Rubric-Based Grading

Use an LLM grader with rubrics to provide reward signals for RL training.

What you'll build

An RL training setup where a grader LLM evaluates policy responses against rubric criteria and returns a reward score. Includes a simple addition task demo and an experimental setup using the Prometheus evaluation dataset.

Prerequisites

uv pip install tinker-cookbook

Key concepts

Rubric items — structured criteria specifying what constitutes a good response, with extraction regex for parsing grader output
LLM-as-judge — a separate language model grades each response against the rubric, producing a scalar reward

How it works

JSON data format

Each datapoint consists of a conversation prefix and a list of rubric items:

{
  "convo": [
    {
      "role": "user",
      "content": "What is 4 + 5?"
    },
    {
      "role": "assistant",
      "content": "9"
    },
    {
      "role": "user",
      "content": "What is 122 + 12?"
    }
  ],
  "rubric_items": [
    {
      "rubric_str": "Does the chatbot correctly get the answer 134?",
      "extraction_regex": "<score>(.*)</score>",
      "grader_output_format_instruction": "Please output your score between 0 and 1 wrapped in <score> ... </score>"
    }
  ]
}

Each rubric item specifies what constitutes a good response (rubric_str), how the grader should format its output (grader_output_format_instruction), and how the score is extracted (extraction_regex).

Debug workflow

Use debug_env.py to inspect what happens during rollouts before launching a full training run:

python -m tinker_cookbook.recipes.rubric.debug_env

This shows the message the policy sees, its response, the grader input, and the grader output -- useful for verifying that the grading pipeline is working correctly.

Parallel grading

The environment grades each rubric item in parallel using asyncio.gather.
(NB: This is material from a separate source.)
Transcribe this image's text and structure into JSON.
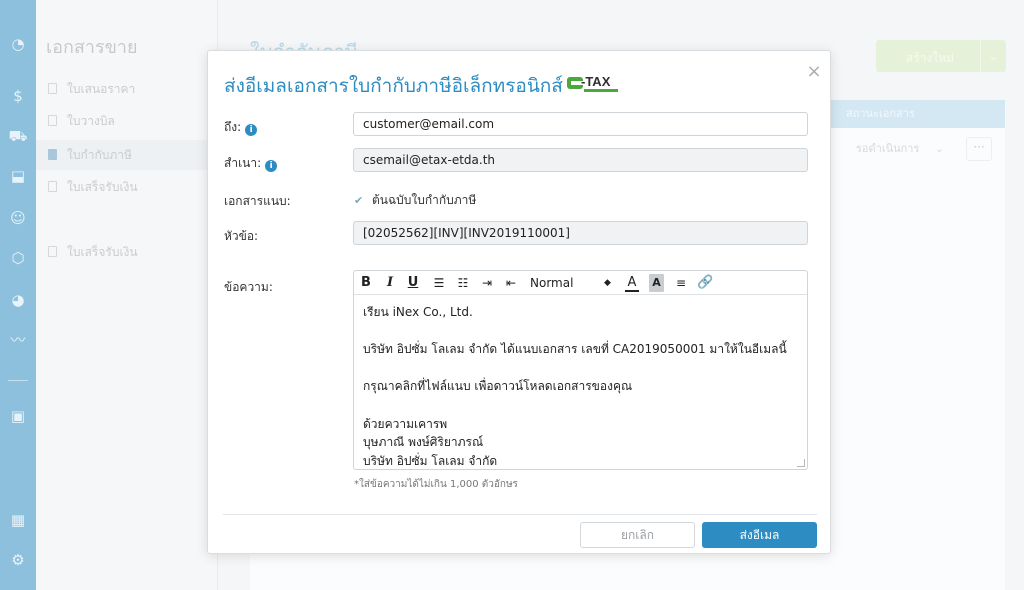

For each rollout, the policy reads the conversation prefix, generates a response, then all rubric items are evaluated concurrently by the grader LLM. The final reward is the sum of individual rubric scores.

Run it

Generate example data

python -m tinker_cookbook.recipes.rubric.generate_data

Debug rollouts (inspect grader behavior)

python -m tinker_cookbook.recipes.rubric.debug_env

Train on addition task

python -m tinker_cookbook.recipes.rubric.train

Train on Prometheus dataset (experimental)

python -m tinker_cookbook.recipes.rubric.prometheus_experimental

Expected results

The addition task shows reward climbing quickly within the first few steps. The Prometheus dataset shows steady reward improvement, though this recipe is experimental -- fine-tuning the grader LLM may be needed for stronger results.